Elle a écrit entre autres :  Laver les ombres (2008) – Les Insurrections singulières (2011) – Profanes(2012) – Vivre c’est risquer (2013) –  Je vis sous l’œil du chien – suivi de L’Homme de longue peine, (2013), 48 p – Pas assez pour faire une femme (Actes Sud, coll. Babel, 2015) – Otages intimes (2015) 176 p. Prix du roman Version Fémina – L’Enfant qui (2017)  – Ceux qui partent (2019) – La patience des traces (2022) – Vivre tout bas  (2025) – Vers l’écriture (essai – 2025)
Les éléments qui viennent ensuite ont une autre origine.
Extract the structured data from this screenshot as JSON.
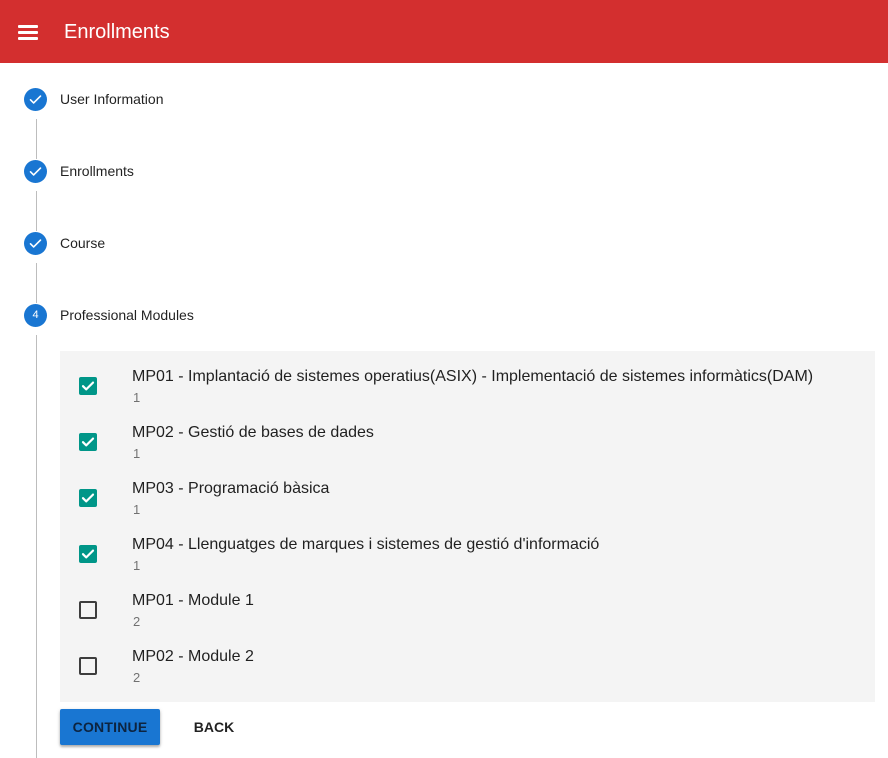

Actes Sud – 02.01.2025 – 208 pages

Résumé:

Comme née du paysage, une femme apparaît au bord de la mer. On apprend que son fils, après la traversée de « la grande souffrance », n’est plus. On apprend qu’avant de disparaître, il l’a confiée aux bons soins de son ami Jean, fidèle d’entre les fidèles, qui l’accompagne à distance respectueuse et attentive. Au village, dans les collines, elle fait la rencontre cruciale d’une enfant que le destin a rendue silencieuse. 

Entre vagues et falaises, le livre raconte sa prise d’élan vers une autre version d’elle-même, une évasion : Marie, mère et sainte, s’affranchit ici doucement mais sûrement de l’iconographie qui la fige. Et de la liturgie qui lui coupe la parole. Elle se découvre – corps et âme – à la rencontre des autres, au contact des vies sans bruit, par l’exercice et la transmission d’un savoir secrètement acquis dans l’enfance, une révolution intime, une liberté inouïe : écrire.

Mon avis:
Mon année de lecture 2025 se termine sur un bijou, une pépite, un coup de coeur. Mais ce n’et pas une surprise car Benameur est toujours une révélation ! En plus des thèmes, il y a l’écriture ! 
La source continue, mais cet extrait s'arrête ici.